The latest generation, Generation Tsitsipas, mainly composed of players like Stefanos Tsitsipas, Denis Shapovalov and Hyeon Chung, arrived, after the initial edition of the NextGen finals. There was even a serious discussion about the possibility of no one being able to succeed the Big 3.
But, it seems that a dark horse has truly emerged now. While the world was making all the noise trying to tout this player or that player as the ‘next big thing’, 23-year old Daniil Medvedev has been working hard.
He has that intense quality about him: it is very easy to notice. He is not some once-in-a-generation talent like Federer or Sampras or a supernatural physical specimen like Djokovic or Nadal: all he does is giving the next shot his all.
And that is what makes him a rather persistent opponent. He will chase every ball down like his life depends upon it and hit it back to you.
Medvedev clearly enjoys his game, but the fact that he can play like a robot on the court adds a lot of edge to his whole package.
His mental game is head and shoulders above his peers, and that has made him a very grave threat across the tour. While mental strength is an important aspect of a player’s repertoire, it is not the only thing that propels him forward.

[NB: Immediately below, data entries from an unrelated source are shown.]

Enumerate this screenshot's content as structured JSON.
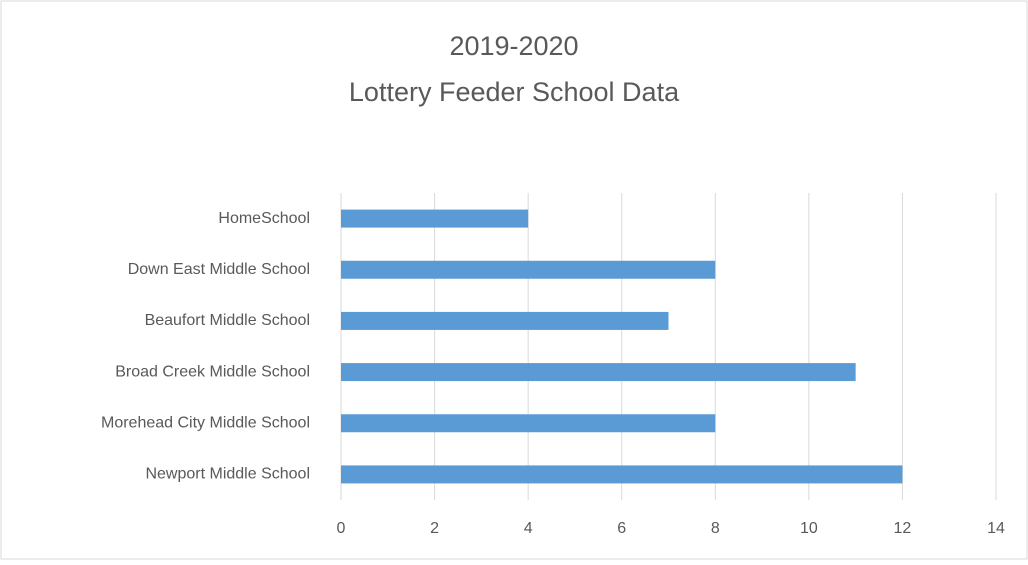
{
  "chart_data": {
    "type": "bar",
    "orientation": "horizontal",
    "title": [
      "2019-2020",
      "Lottery Feeder School Data"
    ],
    "categories": [
      "HomeSchool",
      "Down East Middle School",
      "Beaufort Middle School",
      "Broad Creek Middle School",
      "Morehead City Middle School",
      "Newport Middle School"
    ],
    "values": [
      4,
      8,
      7,
      11,
      8,
      12
    ],
    "color": "#5b9bd5",
    "xlim": [
      0,
      14
    ],
    "xticks": [
      0,
      2,
      4,
      6,
      8,
      10,
      12,
      14
    ],
    "grid": true
  }
}
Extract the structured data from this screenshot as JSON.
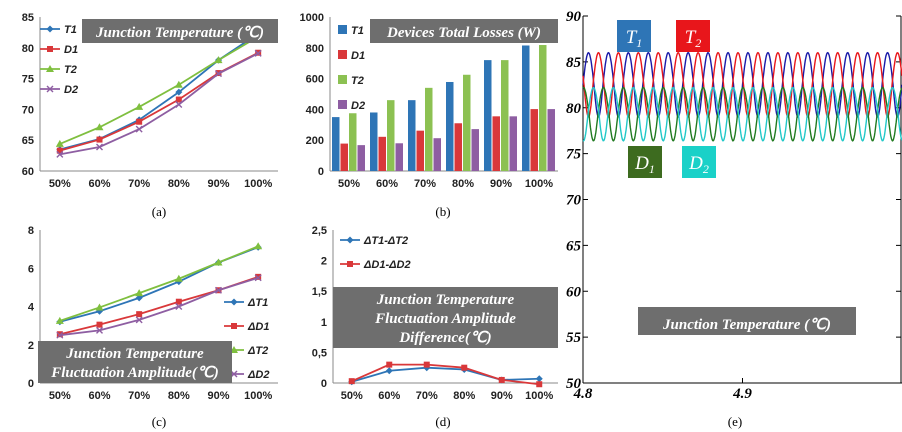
{
  "chart_data": [
    {
      "id": "a",
      "type": "line",
      "caption": "(a)",
      "title": "Junction Temperature (℃)",
      "categories": [
        "50%",
        "60%",
        "70%",
        "80%",
        "90%",
        "100%"
      ],
      "ylim": [
        60,
        85
      ],
      "yticks": [
        60,
        65,
        70,
        75,
        80,
        85
      ],
      "legend_position": "top-left",
      "series": [
        {
          "name": "T1",
          "color": "#2e75b6",
          "marker": "diamond",
          "values": [
            63.5,
            65.2,
            68.3,
            72.8,
            78.0,
            82.3
          ]
        },
        {
          "name": "D1",
          "color": "#d9383a",
          "marker": "square",
          "values": [
            63.3,
            65.1,
            68.0,
            71.6,
            75.9,
            79.2
          ]
        },
        {
          "name": "T2",
          "color": "#7fbf3f",
          "marker": "triangle",
          "values": [
            64.4,
            67.1,
            70.4,
            74.0,
            78.0,
            81.8
          ]
        },
        {
          "name": "D2",
          "color": "#8e5ea2",
          "marker": "x",
          "values": [
            62.7,
            63.9,
            66.8,
            70.8,
            75.8,
            79.1
          ]
        }
      ]
    },
    {
      "id": "b",
      "type": "bar",
      "caption": "(b)",
      "title": "Devices Total Losses (W)",
      "categories": [
        "50%",
        "60%",
        "70%",
        "80%",
        "90%",
        "100%"
      ],
      "ylim": [
        0,
        1000
      ],
      "yticks": [
        0,
        200,
        400,
        600,
        800,
        1000
      ],
      "legend_position": "top-left",
      "series": [
        {
          "name": "T1",
          "color": "#2e75b6",
          "values": [
            350,
            380,
            460,
            578,
            720,
            815
          ]
        },
        {
          "name": "D1",
          "color": "#d9383a",
          "values": [
            178,
            222,
            262,
            310,
            355,
            402
          ]
        },
        {
          "name": "T2",
          "color": "#8cc152",
          "values": [
            375,
            460,
            540,
            625,
            720,
            818
          ]
        },
        {
          "name": "D2",
          "color": "#8e5ea2",
          "values": [
            168,
            180,
            213,
            272,
            355,
            402
          ]
        }
      ]
    },
    {
      "id": "c",
      "type": "line",
      "caption": "(c)",
      "title": "Junction Temperature Fluctuation Amplitude(℃)",
      "title_lines": [
        "Junction Temperature",
        "Fluctuation Amplitude(℃)"
      ],
      "categories": [
        "50%",
        "60%",
        "70%",
        "80%",
        "90%",
        "100%"
      ],
      "ylim": [
        0,
        8
      ],
      "yticks": [
        0,
        2,
        4,
        6,
        8
      ],
      "legend_position": "bottom-right",
      "series": [
        {
          "name": "ΔT1",
          "color": "#2e75b6",
          "marker": "diamond",
          "values": [
            3.2,
            3.75,
            4.45,
            5.3,
            6.3,
            7.1
          ]
        },
        {
          "name": "ΔD1",
          "color": "#d9383a",
          "marker": "square",
          "values": [
            2.55,
            3.05,
            3.6,
            4.25,
            4.85,
            5.55
          ]
        },
        {
          "name": "ΔT2",
          "color": "#7fbf3f",
          "marker": "triangle",
          "values": [
            3.25,
            3.95,
            4.7,
            5.45,
            6.3,
            7.15
          ]
        },
        {
          "name": "ΔD2",
          "color": "#8e5ea2",
          "marker": "x",
          "values": [
            2.5,
            2.75,
            3.3,
            4.0,
            4.85,
            5.5
          ]
        }
      ]
    },
    {
      "id": "d",
      "type": "line",
      "caption": "(d)",
      "title": "Junction Temperature Fluctuation Amplitude Difference(℃)",
      "title_lines": [
        "Junction Temperature",
        "Fluctuation Amplitude",
        "Difference(℃)"
      ],
      "categories": [
        "50%",
        "60%",
        "70%",
        "80%",
        "90%",
        "100%"
      ],
      "ylim": [
        0,
        2.5
      ],
      "yticks": [
        0,
        0.5,
        1,
        1.5,
        2,
        2.5
      ],
      "ytick_labels": [
        "0",
        "0,5",
        "1",
        "1,5",
        "2",
        "2,5"
      ],
      "legend_position": "top-left",
      "series": [
        {
          "name": "ΔT1-ΔT2",
          "color": "#2e75b6",
          "marker": "diamond",
          "values": [
            0.02,
            0.2,
            0.25,
            0.22,
            0.05,
            0.07
          ]
        },
        {
          "name": "ΔD1-ΔD2",
          "color": "#d9383a",
          "marker": "square",
          "values": [
            0.03,
            0.3,
            0.3,
            0.25,
            0.05,
            -0.02
          ]
        }
      ]
    },
    {
      "id": "e",
      "type": "line",
      "caption": "(e)",
      "title": "Junction Temperature (℃)",
      "xlim": [
        4.8,
        5.0
      ],
      "xticks": [
        4.8,
        4.9
      ],
      "ylim": [
        50,
        90
      ],
      "yticks": [
        50,
        55,
        60,
        65,
        70,
        75,
        80,
        85,
        90
      ],
      "legend_position": "top-left",
      "cycles": 16,
      "series": [
        {
          "name": "T1",
          "color": "#1a1aa8",
          "mean": 82.5,
          "amplitude": 3.5,
          "phase": 0.0
        },
        {
          "name": "T2",
          "color": "#e8161b",
          "mean": 82.5,
          "amplitude": 3.5,
          "phase": 0.5
        },
        {
          "name": "D1",
          "color": "#1f7a1f",
          "mean": 79.3,
          "amplitude": 2.9,
          "phase": 0.25
        },
        {
          "name": "D2",
          "color": "#20c8c8",
          "mean": 79.3,
          "amplitude": 2.9,
          "phase": 0.75
        }
      ],
      "tag_colors": {
        "T1": "#2e75b6",
        "T2": "#e8161b",
        "D1": "#3d6b1f",
        "D2": "#1ad1c8"
      }
    }
  ]
}
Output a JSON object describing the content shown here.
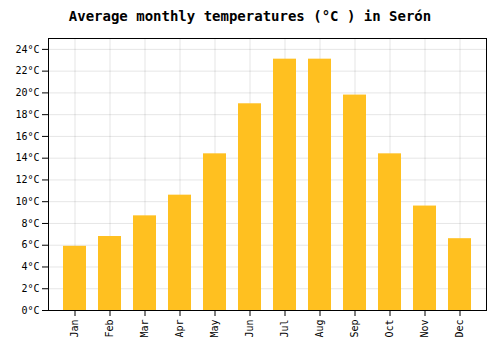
{
  "chart_data": {
    "type": "bar",
    "title": "Average monthly temperatures (°C ) in Serón",
    "categories": [
      "Jan",
      "Feb",
      "Mar",
      "Apr",
      "May",
      "Jun",
      "Jul",
      "Aug",
      "Sep",
      "Oct",
      "Nov",
      "Dec"
    ],
    "values": [
      5.9,
      6.8,
      8.7,
      10.6,
      14.4,
      19.0,
      23.1,
      23.1,
      19.8,
      14.4,
      9.6,
      6.6
    ],
    "color": "#FFC020",
    "ylim": [
      0,
      25
    ],
    "yticks": [
      {
        "value": 0,
        "label": "0°C"
      },
      {
        "value": 2,
        "label": "2°C"
      },
      {
        "value": 4,
        "label": "4°C"
      },
      {
        "value": 6,
        "label": "6°C"
      },
      {
        "value": 8,
        "label": "8°C"
      },
      {
        "value": 10,
        "label": "10°C"
      },
      {
        "value": 12,
        "label": "12°C"
      },
      {
        "value": 14,
        "label": "14°C"
      },
      {
        "value": 16,
        "label": "16°C"
      },
      {
        "value": 18,
        "label": "18°C"
      },
      {
        "value": 20,
        "label": "20°C"
      },
      {
        "value": 22,
        "label": "22°C"
      },
      {
        "value": 24,
        "label": "24°C"
      }
    ],
    "grid": true
  }
}
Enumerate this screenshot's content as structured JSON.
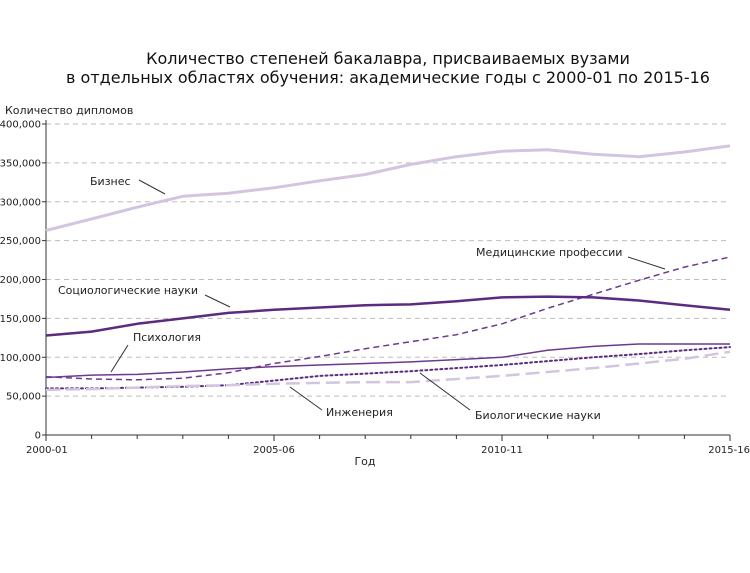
{
  "chart_data": {
    "type": "line",
    "title_lines": [
      "Количество степеней бакалавра, присваиваемых вузами",
      "в отдельных областях обучения: академические годы с 2000-01 по 2015-16"
    ],
    "xlabel": "Год",
    "ylabel": "Количество дипломов",
    "x": [
      "2000-01",
      "2001-02",
      "2002-03",
      "2003-04",
      "2004-05",
      "2005-06",
      "2006-07",
      "2007-08",
      "2008-09",
      "2009-10",
      "2010-11",
      "2011-12",
      "2012-13",
      "2013-14",
      "2014-15",
      "2015-16"
    ],
    "x_tick_labels": [
      "2000-01",
      "2005-06",
      "2010-11",
      "2015-16"
    ],
    "ylim": [
      0,
      400000
    ],
    "y_ticks": [
      0,
      50000,
      100000,
      150000,
      200000,
      250000,
      300000,
      350000,
      400000
    ],
    "y_tick_labels": [
      "0",
      "50,000",
      "100,000",
      "150,000",
      "200,000",
      "250,000",
      "300,000",
      "350,000",
      "400,000"
    ],
    "grid": "horizontal dashed",
    "series": [
      {
        "name": "Бизнес",
        "style": "solid",
        "color": "#d3c4e0",
        "width": 3,
        "values": [
          263000,
          278000,
          293000,
          307000,
          311000,
          318000,
          327000,
          335000,
          348000,
          358000,
          365000,
          367000,
          361000,
          358000,
          364000,
          372000
        ]
      },
      {
        "name": "Медицинские профессии",
        "style": "dashed",
        "color": "#6b3a8f",
        "width": 1.5,
        "values": [
          75000,
          72000,
          71000,
          73000,
          80000,
          92000,
          101000,
          111000,
          120000,
          129000,
          143000,
          163000,
          181000,
          199000,
          216000,
          229000
        ]
      },
      {
        "name": "Социологические науки",
        "style": "solid",
        "color": "#5a2b7e",
        "width": 2.5,
        "values": [
          128000,
          133000,
          143000,
          150000,
          157000,
          161000,
          164000,
          167000,
          168000,
          172000,
          177000,
          178000,
          177000,
          173000,
          167000,
          161000
        ]
      },
      {
        "name": "Психология",
        "style": "solid",
        "color": "#6b3a8f",
        "width": 1.5,
        "values": [
          74000,
          77000,
          78000,
          81000,
          85000,
          88000,
          90000,
          92000,
          94000,
          97000,
          100000,
          109000,
          114000,
          117000,
          117000,
          117000
        ]
      },
      {
        "name": "Биологические науки",
        "style": "dotted",
        "color": "#5a2b7e",
        "width": 2,
        "values": [
          60000,
          60000,
          61000,
          62000,
          64000,
          70000,
          76000,
          79000,
          82000,
          86000,
          90000,
          95000,
          100000,
          104000,
          109000,
          113000
        ]
      },
      {
        "name": "Инженерия",
        "style": "longdash",
        "color": "#d3c4e0",
        "width": 2.5,
        "values": [
          58000,
          59000,
          61000,
          63000,
          64000,
          66000,
          67000,
          68000,
          68000,
          72000,
          76000,
          81000,
          86000,
          92000,
          98000,
          107000
        ]
      }
    ]
  }
}
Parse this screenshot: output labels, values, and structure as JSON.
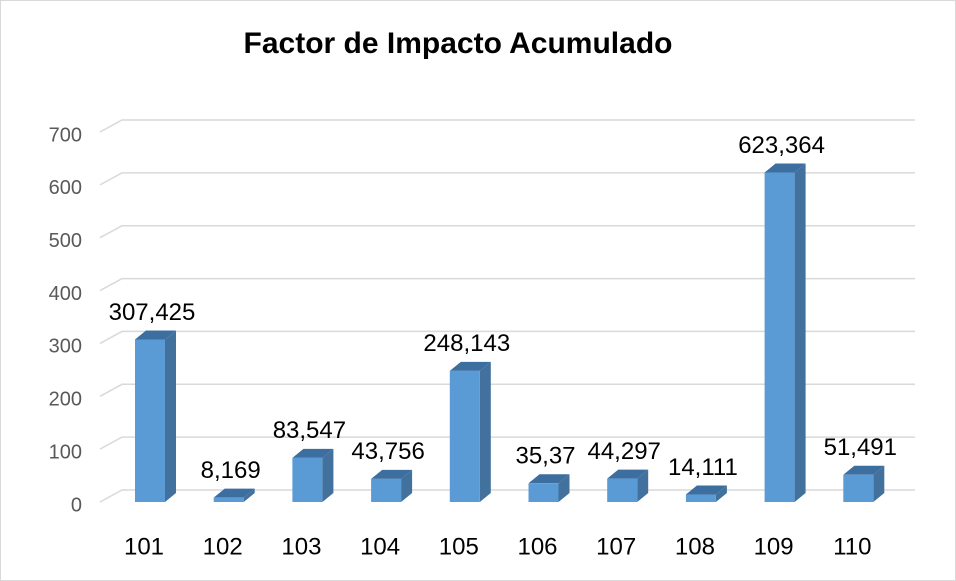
{
  "chart_data": {
    "type": "bar",
    "title": "Factor de Impacto Acumulado",
    "categories": [
      "101",
      "102",
      "103",
      "104",
      "105",
      "106",
      "107",
      "108",
      "109",
      "110"
    ],
    "values": [
      307.425,
      8.169,
      83.547,
      43.756,
      248.143,
      35.37,
      44.297,
      14.111,
      623.364,
      51.491
    ],
    "value_labels": [
      "307,425",
      "8,169",
      "83,547",
      "43,756",
      "248,143",
      "35,37",
      "44,297",
      "14,111",
      "623,364",
      "51,491"
    ],
    "color": "#5b9bd5",
    "ylim": [
      0,
      700
    ],
    "yticks": [
      0,
      100,
      200,
      300,
      400,
      500,
      600,
      700
    ],
    "grid": true
  }
}
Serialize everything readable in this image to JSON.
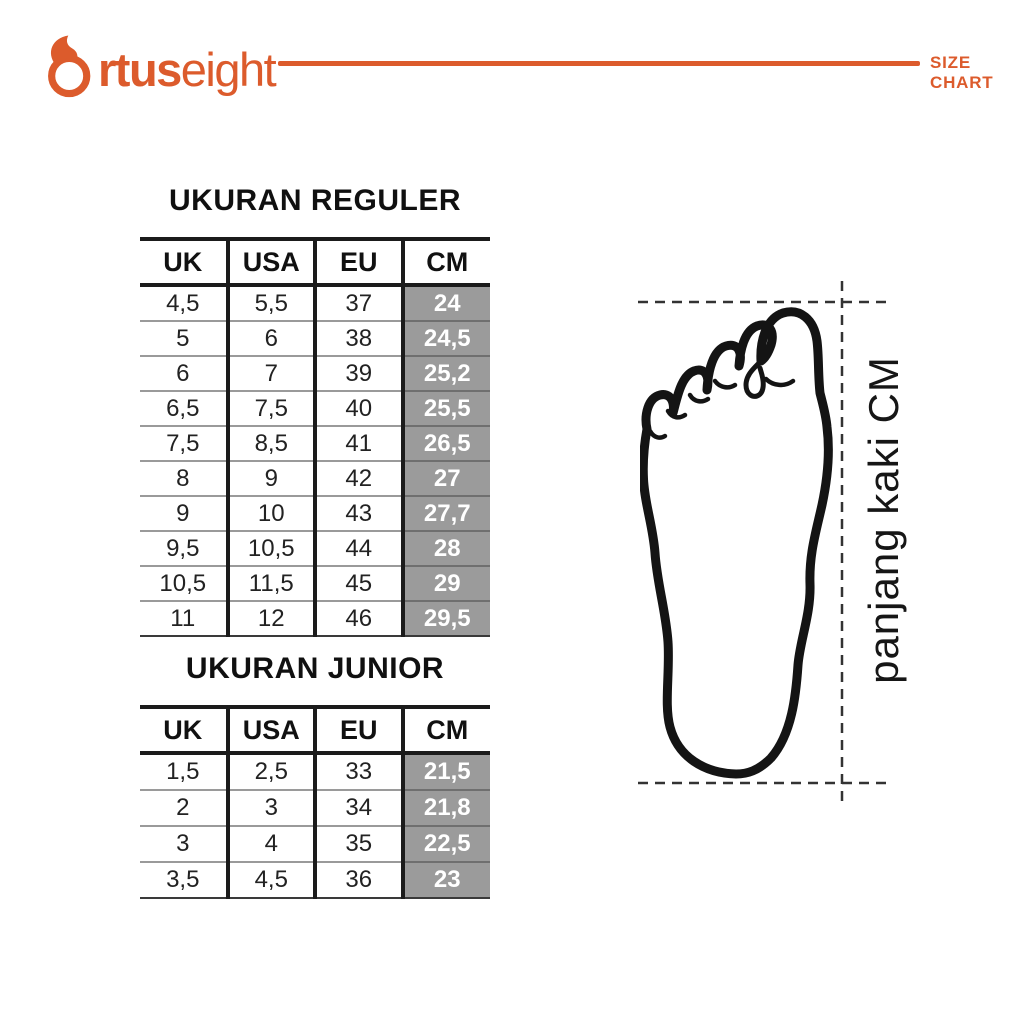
{
  "header": {
    "logo": {
      "full": "Ortuseight",
      "bold": "rtus",
      "light": "eight"
    },
    "tagline": "SIZE CHART",
    "accent_color": "#DC5B2C"
  },
  "tables": [
    {
      "title": "UKURAN REGULER",
      "headers": [
        "UK",
        "USA",
        "EU",
        "CM"
      ],
      "highlight_col": 3,
      "highlight_color": "#9B9B9B",
      "rows": [
        [
          "4,5",
          "5,5",
          "37",
          "24"
        ],
        [
          "5",
          "6",
          "38",
          "24,5"
        ],
        [
          "6",
          "7",
          "39",
          "25,2"
        ],
        [
          "6,5",
          "7,5",
          "40",
          "25,5"
        ],
        [
          "7,5",
          "8,5",
          "41",
          "26,5"
        ],
        [
          "8",
          "9",
          "42",
          "27"
        ],
        [
          "9",
          "10",
          "43",
          "27,7"
        ],
        [
          "9,5",
          "10,5",
          "44",
          "28"
        ],
        [
          "10,5",
          "11,5",
          "45",
          "29"
        ],
        [
          "11",
          "12",
          "46",
          "29,5"
        ]
      ]
    },
    {
      "title": "UKURAN JUNIOR",
      "headers": [
        "UK",
        "USA",
        "EU",
        "CM"
      ],
      "highlight_col": 3,
      "highlight_color": "#9B9B9B",
      "rows": [
        [
          "1,5",
          "2,5",
          "33",
          "21,5"
        ],
        [
          "2",
          "3",
          "34",
          "21,8"
        ],
        [
          "3",
          "4",
          "35",
          "22,5"
        ],
        [
          "3,5",
          "4,5",
          "36",
          "23"
        ]
      ]
    }
  ],
  "figure": {
    "label": "panjang kaki CM",
    "icon": "foot-outline-icon"
  }
}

There is a certain amount of tactical acumen that he possesses, which has been made very clear by his ability to turn a lot of shots into winners. His drop shot is a thing of beauty. His ability to mix up his shots seems to be on another level altogether.
Every player who has been called the future of tennis has had a meteoric rise, but perhaps this time it might turn out to be different, for now, we have the power of hindsight. Daniil Medvedev has almost all the ingredients for greatness, and this year can safely be called the year of Medvedev.
We don’t know what 2020 holds for the 23-year-old from Russia, but good things seem to be on the horizon.
He has all the ingredients to cook up a spicy gravy for the 'Big Three', but if he has the longevity and temperament to pull through thick and thin, is too early to tell.
Most definitely, Daniil Medvedev is the closest specimen that has come to topple the dominance of tennis' iconic 'Big Three'.